When he did, his body shaking, he hovered over me on all fours.

But understand
That I don't need you again

I came again, clinging to him and screaming his name again.

No I don't need you again

He pushed inside of me for the second time that night, already hard. "Yes, Sakura?" His voice was calm and teasing. Panting, I spread my legs wider for better access.

"More."

"Do you want more?" The tip of his erection traced my lips.

"I need it!"

And it began again, fast and rushed. He had pushed me against the headboard and thrust so hard he shook the entire bed, but I didn't care. My mind was focused on other things at the moment.

Bad boy!

Again, I found myself thinking of Sasuke. Tears came to my eyes, and they couldn't be held back. They fell onto Itachi's shoulder, and he pulled back, looking me in the eyes. He and his younger brother looked so much alike, yet so different. As I gazed into Itachi's inky orbs, I wondered how I had managed to fool myself. Itachi was not Sasuke.

You once made this promise
To stay by my side
But after some time you just pushed me aside

The look in Itachi's eyes was true compassion, true feeling. He cares, I thought. He cares, but he doesn't know how to say it. And as he took my hand in his, kissing me softly, I knew it was true. On some small level, Itachi Uchiha and I were connected.

You never thought that a girl could be strong
Now I'll show you how to go on

"Is something wrong?" His pace slowed when he saw my tears did not stop. Eyes showing a small glint of emotion, his hand gripped mine tighter.

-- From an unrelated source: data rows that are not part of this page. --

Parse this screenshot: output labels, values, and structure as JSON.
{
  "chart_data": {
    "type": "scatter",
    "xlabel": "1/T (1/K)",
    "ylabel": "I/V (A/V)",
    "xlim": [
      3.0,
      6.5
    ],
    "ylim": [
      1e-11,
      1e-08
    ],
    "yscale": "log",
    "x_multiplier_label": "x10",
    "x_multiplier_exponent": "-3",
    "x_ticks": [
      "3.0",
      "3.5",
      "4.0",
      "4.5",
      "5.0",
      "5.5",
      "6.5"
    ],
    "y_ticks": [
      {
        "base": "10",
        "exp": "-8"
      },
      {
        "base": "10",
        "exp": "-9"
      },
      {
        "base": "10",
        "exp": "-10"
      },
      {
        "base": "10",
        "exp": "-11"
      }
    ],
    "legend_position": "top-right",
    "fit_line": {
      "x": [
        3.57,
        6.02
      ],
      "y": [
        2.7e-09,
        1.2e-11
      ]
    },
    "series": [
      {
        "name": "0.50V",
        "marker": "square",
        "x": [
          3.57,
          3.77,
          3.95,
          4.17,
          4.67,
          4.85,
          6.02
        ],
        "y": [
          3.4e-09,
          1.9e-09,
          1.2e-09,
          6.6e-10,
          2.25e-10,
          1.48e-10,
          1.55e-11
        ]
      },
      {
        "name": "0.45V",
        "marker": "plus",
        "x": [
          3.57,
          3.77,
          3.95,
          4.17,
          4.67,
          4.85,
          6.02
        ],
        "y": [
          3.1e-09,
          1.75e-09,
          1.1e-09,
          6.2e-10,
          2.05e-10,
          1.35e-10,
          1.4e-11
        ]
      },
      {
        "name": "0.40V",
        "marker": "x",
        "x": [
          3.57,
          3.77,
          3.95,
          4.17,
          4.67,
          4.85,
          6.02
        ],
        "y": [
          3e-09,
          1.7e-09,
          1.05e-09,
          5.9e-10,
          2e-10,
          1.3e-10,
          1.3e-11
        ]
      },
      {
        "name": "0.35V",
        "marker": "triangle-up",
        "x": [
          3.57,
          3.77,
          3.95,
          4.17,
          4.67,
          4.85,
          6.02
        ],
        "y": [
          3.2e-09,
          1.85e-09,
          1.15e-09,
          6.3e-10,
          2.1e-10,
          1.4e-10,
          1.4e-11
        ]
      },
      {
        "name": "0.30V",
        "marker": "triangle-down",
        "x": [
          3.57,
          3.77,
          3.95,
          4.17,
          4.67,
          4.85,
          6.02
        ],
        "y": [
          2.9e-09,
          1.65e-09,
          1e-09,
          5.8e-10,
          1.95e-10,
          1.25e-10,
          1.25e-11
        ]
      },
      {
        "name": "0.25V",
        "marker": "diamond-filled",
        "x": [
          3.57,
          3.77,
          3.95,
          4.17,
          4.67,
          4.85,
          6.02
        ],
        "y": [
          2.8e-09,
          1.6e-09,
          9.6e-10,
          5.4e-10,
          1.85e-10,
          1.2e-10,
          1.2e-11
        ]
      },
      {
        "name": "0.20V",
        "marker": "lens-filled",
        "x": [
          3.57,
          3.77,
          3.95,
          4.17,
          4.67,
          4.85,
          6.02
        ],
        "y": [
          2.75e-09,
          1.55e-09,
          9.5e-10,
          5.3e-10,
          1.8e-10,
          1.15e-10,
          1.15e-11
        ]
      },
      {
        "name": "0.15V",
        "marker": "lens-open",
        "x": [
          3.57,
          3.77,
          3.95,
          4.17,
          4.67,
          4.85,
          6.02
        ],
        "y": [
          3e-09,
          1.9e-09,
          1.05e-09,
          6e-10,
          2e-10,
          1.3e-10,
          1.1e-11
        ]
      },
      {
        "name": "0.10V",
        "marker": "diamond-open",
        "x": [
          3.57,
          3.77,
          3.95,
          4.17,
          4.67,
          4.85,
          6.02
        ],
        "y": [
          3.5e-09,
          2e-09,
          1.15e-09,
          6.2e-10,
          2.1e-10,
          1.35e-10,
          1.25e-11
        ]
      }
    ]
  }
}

"No, Itachi-kun." I said with a small smile. "Everything's fine."

Be my bad boy, be my man
Be my week-end lover
But don't be my friend

He brushed away my tears with his thumb. "Sasuke isn't worth your tears."

"What?" I said. I was shocked that he'd known the source of my tears, much less said what came to his mind. Itachi wasn't one for words. In fact, I think he believed them a nuisance.

You can be my bad boy
But understand
That I don't need you in my life again

Itachi's lips curved upward ever so slightly in the smallest of smiles. "Don't cry over him. I'm here now." His lips were on mine again in a tender kiss, gentle and soft. "I'll always be here for you."

Won't you be my bad boy, be my man
Be my week-end lover
But don't be my friend
You can be my bad boy
But understand
That I don't need you again

As we lay in bed that night, Itachi's arms about me as he slept soundly, I knew he spoke only the truth. Smiling, I settled in next to him, hands on his chest, and fell into a peaceful sleep.